The New Statesman has no idea what Politics and the English Language was about.

First of all, if they believe that what Orwell was complaining about does not happen today, they clearly haven’t spent much time watching the news. “Democracy” is used to justify atrocities; “fascist” has no meaning other than “generic bad thing”; self-interested foreign policy is given the weight of myth through use of words like “destiny” and “freedom.” He wrote about how leftists use long strings of jargon that don’t actually mean anything– without having ever met a radical queer! (I have spent many an amusing evening trying to figure out how the hell you, oh, “center love and respect for women and femmes.” Does it involve putting a I ❤ Femmes sign in the middle of the room?)

In addition, “I am a plain-speaking bluff honest man calling it as I see it” was not an unknown rhetorical device in Orwell’s time. See Sinclair Lewis’s brilliant It Can’t Happen Here, which satirizes that sort of rhetoric, as well as “traditional American family values” and the rest of that rot. My point, other than “people should read more novels by pissy cynical thirties socialists,” is that maybe Orwell didn’t talk about the problems of plain speech because he’s actually making a completely different point.

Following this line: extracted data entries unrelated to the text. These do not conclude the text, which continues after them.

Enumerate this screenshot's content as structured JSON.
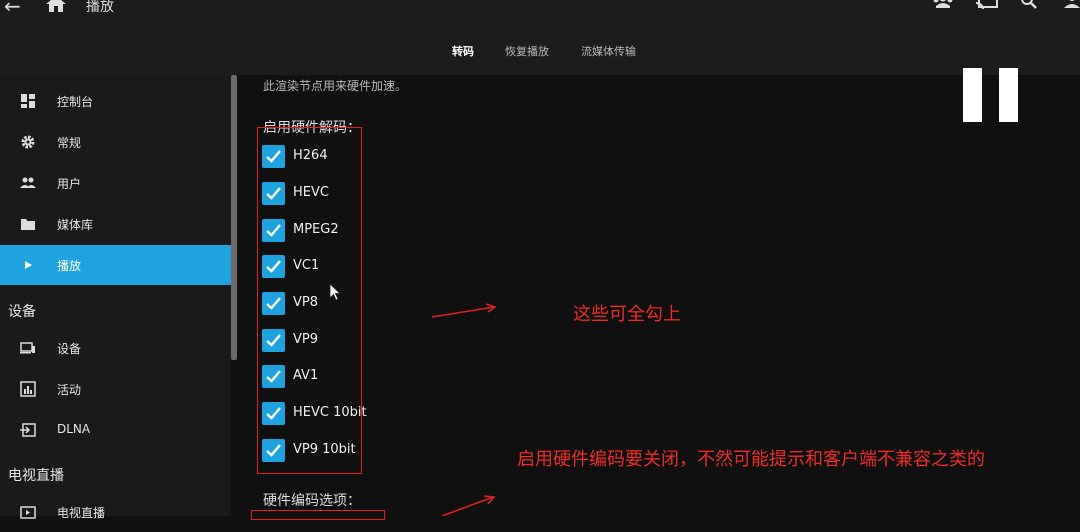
{
  "header": {
    "back_icon": "back-arrow-icon",
    "home_icon": "home-icon",
    "title": "播放",
    "right_icons": [
      "users-icon",
      "cast-icon",
      "search-icon",
      "account-icon"
    ]
  },
  "tabs": [
    {
      "label": "转码",
      "active": true
    },
    {
      "label": "恢复播放",
      "active": false
    },
    {
      "label": "流媒体传输",
      "active": false
    }
  ],
  "sidebar": {
    "items": [
      {
        "label": "控制台",
        "icon": "dashboard-icon"
      },
      {
        "label": "常规",
        "icon": "gear-icon"
      },
      {
        "label": "用户",
        "icon": "users-icon"
      },
      {
        "label": "媒体库",
        "icon": "folder-icon"
      },
      {
        "label": "播放",
        "icon": "play-icon",
        "active": true
      }
    ],
    "section_devices": "设备",
    "device_items": [
      {
        "label": "设备",
        "icon": "devices-icon"
      },
      {
        "label": "活动",
        "icon": "activity-icon"
      },
      {
        "label": "DLNA",
        "icon": "dlna-icon"
      }
    ],
    "section_livetv": "电视直播",
    "livetv_items": [
      {
        "label": "电视直播",
        "icon": "tv-icon"
      }
    ]
  },
  "content": {
    "description": "此渲染节点用来硬件加速。",
    "decode_label": "启用硬件解码：",
    "codecs": [
      "H264",
      "HEVC",
      "MPEG2",
      "VC1",
      "VP8",
      "VP9",
      "AV1",
      "HEVC 10bit",
      "VP9 10bit"
    ],
    "encode_label": "硬件编码选项："
  },
  "annotations": {
    "note_1": "这些可全勾上",
    "note_2": "启用硬件编码要关闭，不然可能提示和客户端不兼容之类的",
    "color": "#e02020"
  },
  "overlay": {
    "pause_icon": "pause-icon"
  },
  "colors": {
    "accent": "#1fa3df",
    "annotation": "#e02020"
  }
}
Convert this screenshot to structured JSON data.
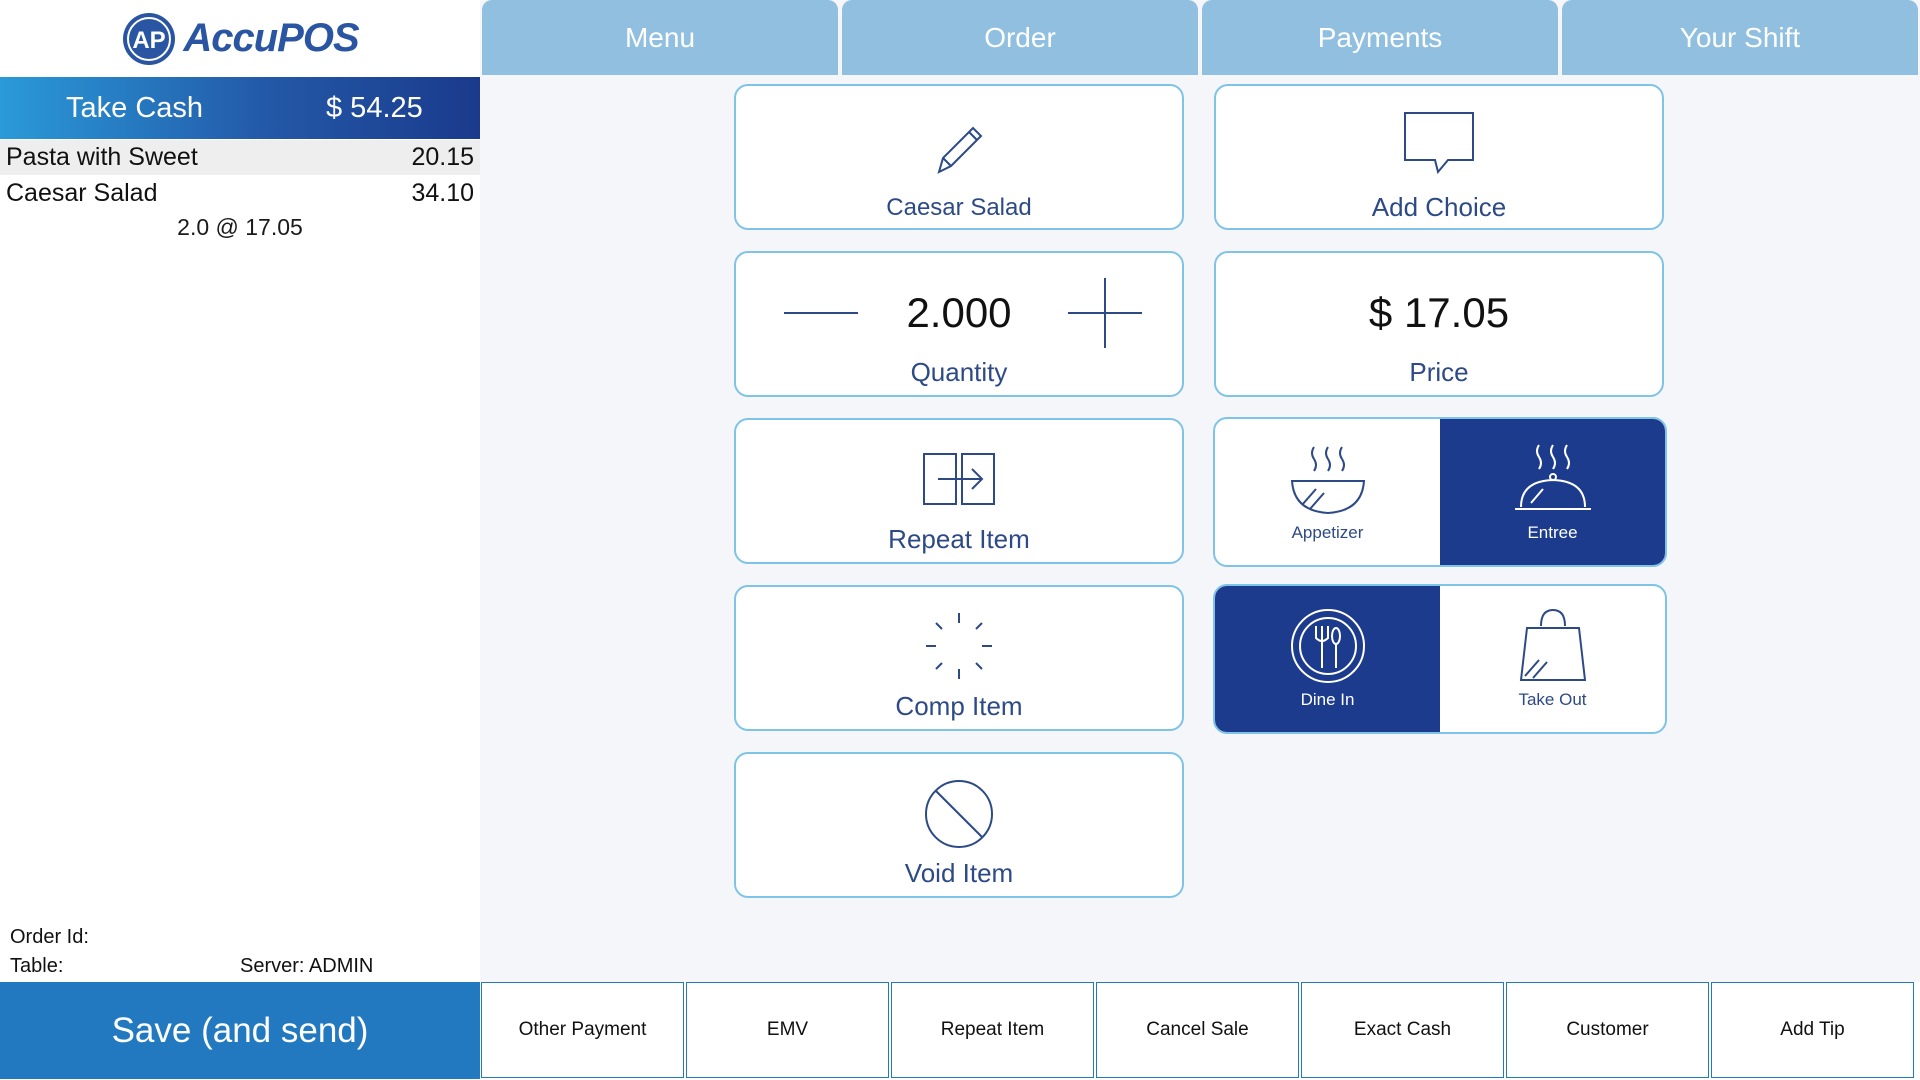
{
  "app": {
    "logo_text": "AccuPOS",
    "logo_mark": "AP"
  },
  "tabs": [
    {
      "label": "Menu"
    },
    {
      "label": "Order"
    },
    {
      "label": "Payments"
    },
    {
      "label": "Your Shift"
    }
  ],
  "ticket": {
    "take_cash_label": "Take Cash",
    "take_cash_amount": "$ 54.25",
    "lines": [
      {
        "name": "Pasta with Sweet",
        "price": "20.15"
      },
      {
        "name": "Caesar Salad",
        "price": "34.10",
        "detail": "2.0 @ 17.05"
      }
    ],
    "order_id_label": "Order Id:",
    "table_label": "Table:",
    "server_label": "Server: ADMIN"
  },
  "actions": {
    "item_name": "Caesar Salad",
    "add_choice": "Add Choice",
    "quantity_value": "2.000",
    "quantity_label": "Quantity",
    "price_value": "$ 17.05",
    "price_label": "Price",
    "repeat_item": "Repeat Item",
    "comp_item": "Comp Item",
    "void_item": "Void Item",
    "course": {
      "appetizer": "Appetizer",
      "entree": "Entree",
      "selected": "Entree"
    },
    "service": {
      "dine_in": "Dine In",
      "take_out": "Take Out",
      "selected": "Dine In"
    }
  },
  "bottom_bar": {
    "save": "Save (and send)",
    "buttons": [
      "Other Payment",
      "EMV",
      "Repeat Item",
      "Cancel Sale",
      "Exact Cash",
      "Customer",
      "Add Tip"
    ]
  },
  "colors": {
    "brand_blue": "#2a55a2",
    "tab_blue": "#90bfe0",
    "selected_navy": "#1d3b8d",
    "card_border": "#7fc3e6",
    "save_button": "#2279c0"
  }
}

Orwell’s claim is that unclear, vague, ugly, cliche writing is all too often used to make a shitty idea look better. If no one can tell what you’re talking about, then they can’t debunk your shitty ideas. If your writing is bad enough, even you might not be able to tell how bad your ideas are. Whether plain writing can also be used to make a shitty idea look better is completely irrelevant to the topic of the essay.

Not to mention that writing can be superficially “plain” and still be unclear, vague, ugly, and cliche. Bullshit peddlers are clever and can use a patina of plain-speaking bluffness to hide that they’re obfuscating the issue, but they’re still fucking obfuscating the issue. “Looking clear” is not the same thing as “being clear.”

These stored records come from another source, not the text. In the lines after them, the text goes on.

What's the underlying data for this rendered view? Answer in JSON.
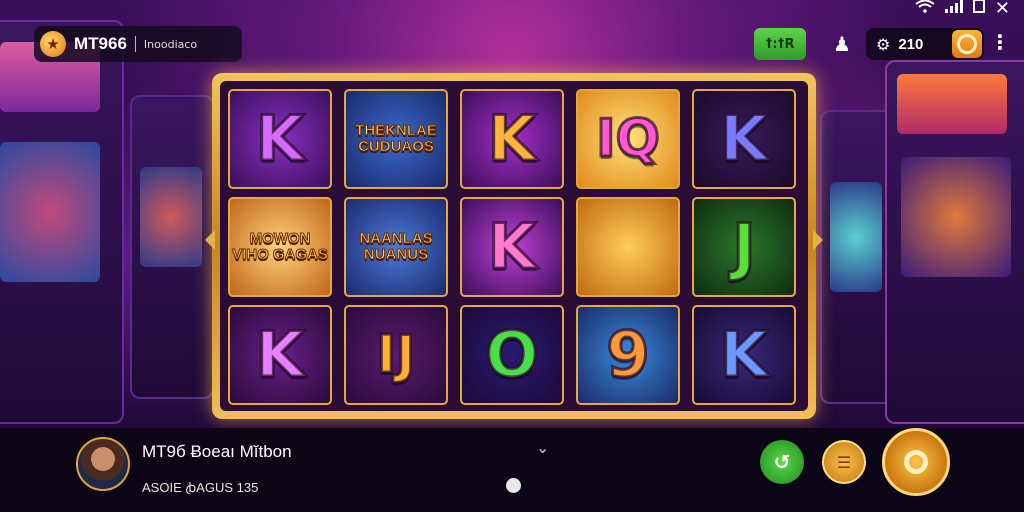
{
  "header": {
    "brand_name": "MT966",
    "brand_sub": "Ιnoodiaco",
    "green_button_label": "ꝉ꞉ꝉR",
    "credits": "210",
    "icons": [
      "star-logo-icon",
      "wifi-icon",
      "signal-icon",
      "battery-icon",
      "close-icon",
      "user-icon",
      "gear-icon",
      "coin-icon",
      "more-vertical-icon"
    ]
  },
  "reels": [
    [
      {
        "type": "letter",
        "text": "K",
        "color": "#d86bff",
        "bg": "radial-gradient(circle,#8a2fc0,#3a0f5a)"
      },
      {
        "type": "badge",
        "text": "MOWON VIHO GAGAS",
        "bg": "radial-gradient(circle,#ffd27a,#c0661a)"
      },
      {
        "type": "letter",
        "text": "K",
        "color": "#e680ff",
        "bg": "radial-gradient(circle,#6a1f88,#2a0b3a)"
      }
    ],
    [
      {
        "type": "badge",
        "text": "THEKNLAE CUDUAOS",
        "bg": "radial-gradient(circle,#3a6ad0,#1a2a6a)"
      },
      {
        "type": "badge",
        "text": "NAANLAS NUANUS",
        "bg": "radial-gradient(circle,#4a7ad8,#1c2a6e)"
      },
      {
        "type": "letter",
        "text": "IJ",
        "color": "#ffb230",
        "bg": "radial-gradient(circle,#5a1a70,#2a0b3a)"
      }
    ],
    [
      {
        "type": "letter",
        "text": "K",
        "color": "#ffb43a",
        "bg": "radial-gradient(circle,#a430c8,#3a0e58)"
      },
      {
        "type": "letter",
        "text": "K",
        "color": "#ff7ad0",
        "bg": "radial-gradient(circle,#c040d8,#3a0e58)"
      },
      {
        "type": "letter",
        "text": "O",
        "color": "#4adf4a",
        "bg": "radial-gradient(circle,#2a1a70,#1a0a3a)"
      }
    ],
    [
      {
        "type": "letter",
        "text": "IQ",
        "color": "#ff5ad0",
        "bg": "radial-gradient(circle,#ffe07a,#e08a1a)"
      },
      {
        "type": "badge",
        "text": "",
        "bg": "radial-gradient(circle,#ffcc5a,#c06a10)"
      },
      {
        "type": "letter",
        "text": "9",
        "color": "#ff9a3a",
        "bg": "radial-gradient(circle,#3a8ad8,#1a2a6a)"
      }
    ],
    [
      {
        "type": "letter",
        "text": "K",
        "color": "#7a7aff",
        "bg": "radial-gradient(circle,#3a1a5a,#1a0a2a)"
      },
      {
        "type": "letter",
        "text": "J",
        "color": "#5adf3a",
        "bg": "radial-gradient(circle,#2a7a2a,#102a12)"
      },
      {
        "type": "letter",
        "text": "K",
        "color": "#6a9aff",
        "bg": "radial-gradient(circle,#3a2a7a,#160a34)"
      }
    ]
  ],
  "footer": {
    "player_name": "MT9б Ƀoeaı Mĭtbon",
    "player_info": "ASOIE ꞗAGUS 135"
  }
}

The New Statesman criticizes Orwell for lacking evidence. This is unfortunate, because the New Statesman’s primary evidence is sheer Bardolatry. Iago was made up. Iago’s rhetorical techniques being persuasive in the play says nothing about whether the rhetorical techniques are persuasive in real life, because it’s fiction and the characters are persuaded if the author says they are. (I guess you could argue for Shakespeare’s closely observed psychological realism, but… Iago.)

Furthermore, The New Statesman does everyone’s favorite technique: quote a random sentence a Shakespeare character says out of context and then attribute it to “the Bard’s eternal wisdom.” I kind of wonder if five hundred years from now everyone will be talking about how Ron said not to trust Snape and that means that J. K. Rowling is teaching us not to trust people who have done evil things in the past. Well, at least the author isn’t quoting Polonius.

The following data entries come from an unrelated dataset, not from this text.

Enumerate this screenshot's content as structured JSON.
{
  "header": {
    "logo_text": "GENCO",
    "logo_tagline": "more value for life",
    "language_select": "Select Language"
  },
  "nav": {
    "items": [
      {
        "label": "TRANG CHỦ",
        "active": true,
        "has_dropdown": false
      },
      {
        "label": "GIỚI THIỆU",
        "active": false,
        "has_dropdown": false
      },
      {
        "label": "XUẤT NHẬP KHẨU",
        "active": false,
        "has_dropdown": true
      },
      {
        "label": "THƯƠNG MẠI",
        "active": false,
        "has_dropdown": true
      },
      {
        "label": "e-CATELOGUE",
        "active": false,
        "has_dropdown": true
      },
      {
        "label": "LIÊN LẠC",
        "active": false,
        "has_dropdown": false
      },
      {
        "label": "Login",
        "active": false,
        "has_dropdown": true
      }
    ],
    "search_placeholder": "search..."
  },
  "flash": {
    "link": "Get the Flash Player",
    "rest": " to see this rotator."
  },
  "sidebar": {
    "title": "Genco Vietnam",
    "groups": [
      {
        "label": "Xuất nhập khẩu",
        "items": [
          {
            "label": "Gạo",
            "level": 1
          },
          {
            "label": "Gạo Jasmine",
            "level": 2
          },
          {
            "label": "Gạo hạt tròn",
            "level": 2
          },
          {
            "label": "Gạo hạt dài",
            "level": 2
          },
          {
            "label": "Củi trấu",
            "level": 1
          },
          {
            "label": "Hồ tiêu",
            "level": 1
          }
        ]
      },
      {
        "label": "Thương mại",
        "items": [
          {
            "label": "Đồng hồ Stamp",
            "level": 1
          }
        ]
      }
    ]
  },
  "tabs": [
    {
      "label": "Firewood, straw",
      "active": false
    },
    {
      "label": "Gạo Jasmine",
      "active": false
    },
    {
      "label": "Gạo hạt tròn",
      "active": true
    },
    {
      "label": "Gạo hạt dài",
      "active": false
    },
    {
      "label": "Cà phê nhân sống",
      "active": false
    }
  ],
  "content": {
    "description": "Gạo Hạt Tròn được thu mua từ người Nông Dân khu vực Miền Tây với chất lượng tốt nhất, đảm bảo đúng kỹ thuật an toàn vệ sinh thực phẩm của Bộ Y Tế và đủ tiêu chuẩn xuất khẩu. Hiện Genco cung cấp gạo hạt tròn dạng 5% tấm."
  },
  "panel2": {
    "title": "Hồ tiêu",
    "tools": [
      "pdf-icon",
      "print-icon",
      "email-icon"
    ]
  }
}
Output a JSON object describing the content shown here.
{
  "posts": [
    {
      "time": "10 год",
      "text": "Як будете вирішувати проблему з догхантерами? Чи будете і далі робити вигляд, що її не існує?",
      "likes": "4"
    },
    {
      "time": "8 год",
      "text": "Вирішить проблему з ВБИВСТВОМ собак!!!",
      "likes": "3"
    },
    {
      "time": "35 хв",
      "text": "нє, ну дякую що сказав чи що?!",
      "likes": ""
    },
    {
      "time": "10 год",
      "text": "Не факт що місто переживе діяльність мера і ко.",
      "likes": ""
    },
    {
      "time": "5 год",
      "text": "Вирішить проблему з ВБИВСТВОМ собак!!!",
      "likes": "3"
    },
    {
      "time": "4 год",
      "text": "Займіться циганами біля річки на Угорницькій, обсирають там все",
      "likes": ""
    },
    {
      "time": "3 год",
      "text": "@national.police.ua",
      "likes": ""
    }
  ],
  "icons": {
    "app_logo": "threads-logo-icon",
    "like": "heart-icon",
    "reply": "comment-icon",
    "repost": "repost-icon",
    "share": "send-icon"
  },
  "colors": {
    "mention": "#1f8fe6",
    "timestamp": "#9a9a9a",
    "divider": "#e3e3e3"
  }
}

I am not saying that Politics and the English Language is perfect. For one thing, Orwell has a curmudgeonly dislike for the perfectly respectable rhetorical device litotes. But if you are writing nonfiction intended for a general audience, your writing needs to be understandable to that audience. If people cannot tell what you’re talking about, you’ve failed. If you’re not actually saying anything, you’ve failed. The fact that you can make a point that other people can understand and it’s also wrong is as relevant as saying that because cars can have wheels and a broken engine wheels are overrated.